Most hosts speak some English, but it’s worth learning a few words of Italian: the usual courtesies, plus ways of asking – and understanding – directions. The Way is generally well signposted but it disappeared on parts of the penultimate day, making the guidebook’s instructions, previously just an adjunct to the way-markers, essential reading. You could, of course, use GPS.
The last day is urban rather than rural, but The Way makes maximum use of leafy cycle tracks and riverside walks, taking you along the Tiber itself to the Ponte Sant’Angelo and the road to the largest church in the world – St Peter’s Basilica.
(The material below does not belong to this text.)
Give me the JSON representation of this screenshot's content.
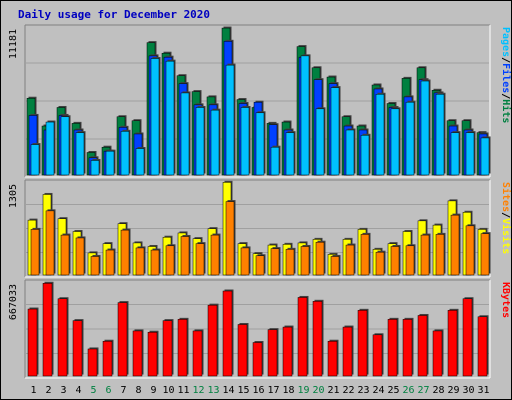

There’s an almost childish pleasure in getting your pilgrim’s passport, or credenziale, stamped along The Way, and a great sense of achievement when you show it at the Opera Romana Pellegrinaggi in St Peter’s Square to receive your testimonium certificate, written, appropriately, in Latin with the date in Roman numerals.
Of course you don’t need to be religious to do a pilgrimage. We are Christians, so there were spiritual resonances for us, but even non-believers tend to think Saint Francis was a groovy saint. With his respect for nature and love of all living things, he’s often seen as the first environmentalist.
But people walk for all kinds of reasons: as a physical and mental challenge, for contemplation, for camaraderie, to reduce stress, to experience a different culture and as a way of reaching places you would never normally visit.
Whatever the reason, it is spine-tingling to enter the Eternal City, following in the footsteps of all those who have walked before you for more than 1,000 years from all corners of Europe. But they then had to walk all the way home again – another hardship that, thankfully, we didn’t have to endure.